Difference Between Descriptive and Inferential Statistics
In the world today, life without statistics is just unimaginable because almost everything that we do depends on it. Take, for instance, a rich father who has no idea the number of kids he has should not be surprised if he is told that a young beggar on the street is one of his sons. Well, that’s simply because he has no idea the number of kids that he has. Indeed, this buttresses the point that stats are used for planning.
To make the most of the data generated from field, it is grouped into usable formats for effective decision making. In fact, our world has grown so attached to it so much so that we cannot do anything without it. From a broad prism, the study of stats is divided into two: descriptive and inferential statistics.
Well, the next question that may be going through your mind now is: what is the difference between descriptive and inferential statistics? You see, we are assuming that is the reason you are reading this piece in the first place.
However, the good news is that we will walk you through the difference descriptive and inferential statistics. But just so we don’t put the cart before the horse, we will first and foremost launch this well-researched article with their meanings.
Definition of Descriptive Statistics
Descriptive statistics is defined as a brief quantifiable summary that explains a given amount of data that represents a complete set of information or a sample of it. It is expressed mostly in numbers, which are concluded from a sample or an entire population.
There are three different ways of expressing this form of statistics.
- Frequency distribution
This consists of values that show the outcomes of different groups in an event. Similar responses or items are put together to form a group, and the number of subjects in a particular group becomes its quantitative summary, which can then be compared to other groups on the basis of frequency.
Here is an example to show students’ attendance in a class of 100.
Gender | Number |
Girls | 51 |
Boys | 45 |
Absentees | 4 |
This tabular representation points out that there are more girls than boys in the class.
- Measure of central tendency
Like the term “central” implies, this method focuses more on averaging a data set. This can be given using mode, mean, and median.
- Measure of variability
This is simply a degree of how spread out the subjects in a set are from each other. It is calculated using standard deviation, range, and spread.
Definition of Inferential Statistics
Inferential statistics is defined as the information representation resulting from observing models of a population and making decisions on the basis of evidence and reasoning.
Basically, if you wish to find out useful information about a really large population, you either interview every subject individually, or you select a few representatives, known as samples, to cover for the whole population. This is one of the differences in descriptive vs inferential statistics to keep in mind.

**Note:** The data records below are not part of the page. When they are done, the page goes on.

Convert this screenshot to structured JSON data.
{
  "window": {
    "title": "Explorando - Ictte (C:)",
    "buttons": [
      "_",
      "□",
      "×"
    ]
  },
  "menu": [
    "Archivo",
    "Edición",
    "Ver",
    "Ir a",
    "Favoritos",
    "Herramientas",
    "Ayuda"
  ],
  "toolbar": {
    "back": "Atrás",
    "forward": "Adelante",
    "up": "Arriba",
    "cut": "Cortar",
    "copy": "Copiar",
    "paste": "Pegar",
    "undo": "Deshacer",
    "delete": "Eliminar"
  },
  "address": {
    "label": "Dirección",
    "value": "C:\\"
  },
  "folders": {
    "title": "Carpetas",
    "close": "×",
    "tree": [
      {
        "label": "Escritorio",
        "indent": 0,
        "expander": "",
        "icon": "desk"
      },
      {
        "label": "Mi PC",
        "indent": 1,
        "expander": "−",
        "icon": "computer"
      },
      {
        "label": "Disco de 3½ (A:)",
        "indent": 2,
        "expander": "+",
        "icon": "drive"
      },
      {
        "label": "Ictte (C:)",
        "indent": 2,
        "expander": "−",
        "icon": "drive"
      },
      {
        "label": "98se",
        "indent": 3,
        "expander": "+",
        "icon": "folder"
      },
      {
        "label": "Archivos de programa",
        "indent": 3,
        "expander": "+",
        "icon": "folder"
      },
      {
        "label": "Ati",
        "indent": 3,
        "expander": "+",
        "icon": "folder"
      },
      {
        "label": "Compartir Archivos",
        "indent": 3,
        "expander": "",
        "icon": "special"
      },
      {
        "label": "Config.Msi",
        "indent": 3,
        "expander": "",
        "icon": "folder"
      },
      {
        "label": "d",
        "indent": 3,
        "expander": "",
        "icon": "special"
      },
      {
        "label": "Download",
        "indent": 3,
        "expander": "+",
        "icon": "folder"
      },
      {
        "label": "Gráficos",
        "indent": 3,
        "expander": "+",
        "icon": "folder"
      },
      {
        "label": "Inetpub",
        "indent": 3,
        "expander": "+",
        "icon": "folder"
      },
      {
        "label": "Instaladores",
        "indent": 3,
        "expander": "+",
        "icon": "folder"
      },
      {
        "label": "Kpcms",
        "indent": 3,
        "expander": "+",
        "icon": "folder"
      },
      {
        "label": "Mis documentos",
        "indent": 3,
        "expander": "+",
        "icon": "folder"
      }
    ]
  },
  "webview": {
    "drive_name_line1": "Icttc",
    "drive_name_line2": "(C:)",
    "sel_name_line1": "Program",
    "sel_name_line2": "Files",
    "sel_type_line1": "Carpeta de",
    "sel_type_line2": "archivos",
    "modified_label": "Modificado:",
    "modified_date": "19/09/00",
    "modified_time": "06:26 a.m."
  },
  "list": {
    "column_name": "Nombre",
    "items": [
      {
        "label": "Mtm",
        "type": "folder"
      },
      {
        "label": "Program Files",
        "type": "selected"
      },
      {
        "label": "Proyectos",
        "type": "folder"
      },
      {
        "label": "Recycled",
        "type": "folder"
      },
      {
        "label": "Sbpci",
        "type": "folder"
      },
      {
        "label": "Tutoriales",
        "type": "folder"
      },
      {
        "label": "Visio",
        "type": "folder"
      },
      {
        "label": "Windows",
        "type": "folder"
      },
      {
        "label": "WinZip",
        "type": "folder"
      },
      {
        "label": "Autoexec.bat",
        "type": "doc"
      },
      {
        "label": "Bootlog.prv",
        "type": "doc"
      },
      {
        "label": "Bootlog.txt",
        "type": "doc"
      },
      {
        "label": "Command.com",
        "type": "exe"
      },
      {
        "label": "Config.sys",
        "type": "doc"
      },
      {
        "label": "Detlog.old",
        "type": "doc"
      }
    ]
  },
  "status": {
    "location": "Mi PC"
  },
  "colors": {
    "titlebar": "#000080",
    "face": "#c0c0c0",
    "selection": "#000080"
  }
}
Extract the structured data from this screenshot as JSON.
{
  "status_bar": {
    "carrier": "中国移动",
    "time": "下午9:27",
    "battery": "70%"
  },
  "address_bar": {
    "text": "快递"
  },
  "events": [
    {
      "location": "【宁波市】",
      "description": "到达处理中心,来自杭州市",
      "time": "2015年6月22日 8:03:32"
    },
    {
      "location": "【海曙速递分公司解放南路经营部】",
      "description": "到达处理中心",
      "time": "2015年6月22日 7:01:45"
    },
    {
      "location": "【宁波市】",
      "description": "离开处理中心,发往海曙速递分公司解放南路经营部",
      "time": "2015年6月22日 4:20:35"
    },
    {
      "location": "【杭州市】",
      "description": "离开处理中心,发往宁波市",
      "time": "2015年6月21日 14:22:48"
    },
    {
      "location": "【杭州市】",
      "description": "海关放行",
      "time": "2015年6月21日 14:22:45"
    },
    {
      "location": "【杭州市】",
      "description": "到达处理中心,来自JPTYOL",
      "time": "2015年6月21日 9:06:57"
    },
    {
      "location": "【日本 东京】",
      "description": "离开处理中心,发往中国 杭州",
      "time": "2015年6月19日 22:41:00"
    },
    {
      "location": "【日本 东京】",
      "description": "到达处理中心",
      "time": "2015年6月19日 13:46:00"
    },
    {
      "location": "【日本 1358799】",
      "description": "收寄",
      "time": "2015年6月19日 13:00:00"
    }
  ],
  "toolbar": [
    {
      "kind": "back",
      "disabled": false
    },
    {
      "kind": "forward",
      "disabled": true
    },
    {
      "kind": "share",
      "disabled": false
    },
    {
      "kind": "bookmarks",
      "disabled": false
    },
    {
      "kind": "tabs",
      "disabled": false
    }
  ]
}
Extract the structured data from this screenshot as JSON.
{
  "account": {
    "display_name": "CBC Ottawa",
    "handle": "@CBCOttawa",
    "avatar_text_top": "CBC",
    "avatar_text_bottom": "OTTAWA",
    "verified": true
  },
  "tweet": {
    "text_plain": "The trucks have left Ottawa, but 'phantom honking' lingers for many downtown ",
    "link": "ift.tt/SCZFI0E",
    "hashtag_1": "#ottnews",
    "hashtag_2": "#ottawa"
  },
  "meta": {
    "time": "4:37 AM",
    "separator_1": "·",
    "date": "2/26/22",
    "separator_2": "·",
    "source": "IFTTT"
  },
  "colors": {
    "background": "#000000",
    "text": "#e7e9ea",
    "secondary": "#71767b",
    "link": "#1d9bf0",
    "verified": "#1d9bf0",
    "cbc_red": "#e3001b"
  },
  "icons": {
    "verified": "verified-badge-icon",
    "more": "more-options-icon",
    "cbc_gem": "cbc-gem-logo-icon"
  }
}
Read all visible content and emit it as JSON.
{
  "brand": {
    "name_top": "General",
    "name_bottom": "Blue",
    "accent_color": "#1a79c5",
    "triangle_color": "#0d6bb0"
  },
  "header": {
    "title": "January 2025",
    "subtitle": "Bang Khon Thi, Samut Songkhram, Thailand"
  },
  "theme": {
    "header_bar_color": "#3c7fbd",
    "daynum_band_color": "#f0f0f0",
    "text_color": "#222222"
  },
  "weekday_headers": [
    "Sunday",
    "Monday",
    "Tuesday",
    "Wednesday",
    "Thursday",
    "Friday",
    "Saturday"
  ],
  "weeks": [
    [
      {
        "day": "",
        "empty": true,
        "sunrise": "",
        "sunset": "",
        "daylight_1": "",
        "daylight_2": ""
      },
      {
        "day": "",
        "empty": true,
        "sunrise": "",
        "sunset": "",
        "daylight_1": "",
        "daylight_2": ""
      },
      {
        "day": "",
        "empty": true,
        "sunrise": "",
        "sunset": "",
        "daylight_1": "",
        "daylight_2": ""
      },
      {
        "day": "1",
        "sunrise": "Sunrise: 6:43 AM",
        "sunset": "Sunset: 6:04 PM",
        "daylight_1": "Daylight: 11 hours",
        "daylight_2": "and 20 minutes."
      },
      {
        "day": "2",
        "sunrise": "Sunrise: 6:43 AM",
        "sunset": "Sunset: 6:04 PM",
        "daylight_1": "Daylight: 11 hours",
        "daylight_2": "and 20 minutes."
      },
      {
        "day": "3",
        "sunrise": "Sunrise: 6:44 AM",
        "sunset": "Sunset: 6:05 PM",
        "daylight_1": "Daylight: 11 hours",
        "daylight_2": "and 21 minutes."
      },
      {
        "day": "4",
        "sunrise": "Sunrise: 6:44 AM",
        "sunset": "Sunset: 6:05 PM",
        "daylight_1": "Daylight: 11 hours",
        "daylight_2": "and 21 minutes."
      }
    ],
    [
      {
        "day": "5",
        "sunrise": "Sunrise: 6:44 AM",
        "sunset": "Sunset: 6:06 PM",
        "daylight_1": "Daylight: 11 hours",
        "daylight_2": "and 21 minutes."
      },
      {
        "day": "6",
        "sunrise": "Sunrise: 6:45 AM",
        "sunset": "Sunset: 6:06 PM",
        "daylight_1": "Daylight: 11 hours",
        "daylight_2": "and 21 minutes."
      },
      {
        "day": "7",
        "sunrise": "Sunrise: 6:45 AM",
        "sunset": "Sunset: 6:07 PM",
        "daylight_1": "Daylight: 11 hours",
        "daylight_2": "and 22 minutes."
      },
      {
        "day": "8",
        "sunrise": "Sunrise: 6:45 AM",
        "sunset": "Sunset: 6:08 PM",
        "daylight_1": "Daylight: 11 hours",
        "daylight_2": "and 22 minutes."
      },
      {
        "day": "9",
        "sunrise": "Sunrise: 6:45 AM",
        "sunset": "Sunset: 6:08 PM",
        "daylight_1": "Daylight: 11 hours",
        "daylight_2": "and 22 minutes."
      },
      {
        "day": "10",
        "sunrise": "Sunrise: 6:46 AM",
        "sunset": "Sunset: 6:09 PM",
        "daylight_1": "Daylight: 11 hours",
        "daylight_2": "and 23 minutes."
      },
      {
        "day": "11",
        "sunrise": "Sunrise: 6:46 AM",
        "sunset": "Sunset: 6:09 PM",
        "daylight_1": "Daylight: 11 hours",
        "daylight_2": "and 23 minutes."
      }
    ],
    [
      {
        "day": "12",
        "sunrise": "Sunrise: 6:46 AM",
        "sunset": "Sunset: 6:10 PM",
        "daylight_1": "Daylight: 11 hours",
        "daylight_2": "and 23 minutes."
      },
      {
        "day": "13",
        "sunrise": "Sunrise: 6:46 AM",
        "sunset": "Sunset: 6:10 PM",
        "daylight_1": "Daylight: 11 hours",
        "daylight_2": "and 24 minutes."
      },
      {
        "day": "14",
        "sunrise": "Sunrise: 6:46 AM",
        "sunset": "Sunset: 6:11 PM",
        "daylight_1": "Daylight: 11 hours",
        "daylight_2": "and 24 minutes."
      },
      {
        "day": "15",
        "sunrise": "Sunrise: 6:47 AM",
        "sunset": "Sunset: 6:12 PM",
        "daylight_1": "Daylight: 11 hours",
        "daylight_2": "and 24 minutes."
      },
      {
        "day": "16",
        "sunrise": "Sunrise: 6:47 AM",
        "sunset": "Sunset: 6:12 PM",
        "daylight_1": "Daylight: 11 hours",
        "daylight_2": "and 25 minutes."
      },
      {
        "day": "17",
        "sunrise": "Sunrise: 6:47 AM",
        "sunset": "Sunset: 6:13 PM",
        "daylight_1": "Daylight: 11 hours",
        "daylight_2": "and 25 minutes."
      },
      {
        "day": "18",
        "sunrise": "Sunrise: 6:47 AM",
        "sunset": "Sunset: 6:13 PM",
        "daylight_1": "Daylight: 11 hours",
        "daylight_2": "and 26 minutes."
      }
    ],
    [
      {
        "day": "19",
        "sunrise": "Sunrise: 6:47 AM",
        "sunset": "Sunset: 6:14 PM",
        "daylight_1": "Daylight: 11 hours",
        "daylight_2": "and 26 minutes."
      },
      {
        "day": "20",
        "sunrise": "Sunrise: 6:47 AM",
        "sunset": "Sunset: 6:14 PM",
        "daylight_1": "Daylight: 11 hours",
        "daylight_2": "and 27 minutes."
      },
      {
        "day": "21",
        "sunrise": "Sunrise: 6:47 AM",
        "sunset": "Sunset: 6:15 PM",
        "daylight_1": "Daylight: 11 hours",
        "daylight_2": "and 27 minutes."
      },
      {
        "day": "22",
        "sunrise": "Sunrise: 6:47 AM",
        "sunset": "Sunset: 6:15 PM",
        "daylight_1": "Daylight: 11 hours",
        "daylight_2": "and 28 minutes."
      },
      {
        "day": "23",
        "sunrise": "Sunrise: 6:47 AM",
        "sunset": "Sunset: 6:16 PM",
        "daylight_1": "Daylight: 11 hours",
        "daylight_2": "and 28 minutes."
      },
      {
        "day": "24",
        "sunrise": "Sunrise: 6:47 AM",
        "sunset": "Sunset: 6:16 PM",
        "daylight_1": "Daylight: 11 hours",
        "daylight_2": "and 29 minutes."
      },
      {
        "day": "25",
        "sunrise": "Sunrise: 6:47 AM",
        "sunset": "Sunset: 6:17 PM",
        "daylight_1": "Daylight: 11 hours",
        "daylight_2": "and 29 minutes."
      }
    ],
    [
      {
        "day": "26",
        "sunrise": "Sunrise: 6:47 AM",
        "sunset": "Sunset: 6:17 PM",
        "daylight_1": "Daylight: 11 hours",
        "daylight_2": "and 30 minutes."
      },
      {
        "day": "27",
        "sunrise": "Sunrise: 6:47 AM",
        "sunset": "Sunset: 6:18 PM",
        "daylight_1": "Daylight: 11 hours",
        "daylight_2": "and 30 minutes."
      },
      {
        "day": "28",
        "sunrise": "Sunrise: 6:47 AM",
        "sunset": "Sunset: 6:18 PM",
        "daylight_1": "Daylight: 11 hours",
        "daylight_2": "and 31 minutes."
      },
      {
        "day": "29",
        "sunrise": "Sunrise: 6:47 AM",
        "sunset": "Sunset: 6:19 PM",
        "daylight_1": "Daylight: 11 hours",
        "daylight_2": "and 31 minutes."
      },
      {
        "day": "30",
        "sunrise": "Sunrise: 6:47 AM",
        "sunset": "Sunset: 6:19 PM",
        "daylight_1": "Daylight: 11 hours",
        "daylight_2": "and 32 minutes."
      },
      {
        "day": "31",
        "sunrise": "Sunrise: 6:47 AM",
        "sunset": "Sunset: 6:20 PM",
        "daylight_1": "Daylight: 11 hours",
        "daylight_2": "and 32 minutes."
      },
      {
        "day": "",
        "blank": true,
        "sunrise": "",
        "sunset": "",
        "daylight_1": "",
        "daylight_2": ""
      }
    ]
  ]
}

From the description above, the second option is easier to work with. However, it is important to be mindful of what subjects you select to represent the whole population. The representatives must be chosen, not based on convenience, but based on analytical methods that account for sampling errors.
One of the verified approaches of obtaining samples that can be generalized to a population is the random selection procedure. In the inferential statistics vs descriptive comparison, it is apparent that the former offers easier methods of information gathering but not without some tradeoffs. It shows the result of a small cross-section of the actual population, which means there is a fairly significant possibility of inaccuracy.
Descriptive vs Inferential Statistics Comparison Table
What is the difference between descriptive and inferential statistics? Well, the table below has the answer to that question.
Basis of Comparison | Inferential | Descriptive |
Meaning | Data generated and analyzed, which is later used for making assumptions and projections. | Data generated and analyzed, which is used to draw real conclusions |
Acceptability | This is vague | This is factual |
Technique | Hypothesis test and analysis of variance | Use of central tendency and data spread |
Relevance | For getting likely ideas and future projections | For immediate use |
Final Result | Put into probability scores | Put into charts, tables and graphs |
Basically, the table above clear shows the difference between descriptive and inferential statistics. At this juncture, we will go ahead to conclude this disparity between the two mathematical techniques.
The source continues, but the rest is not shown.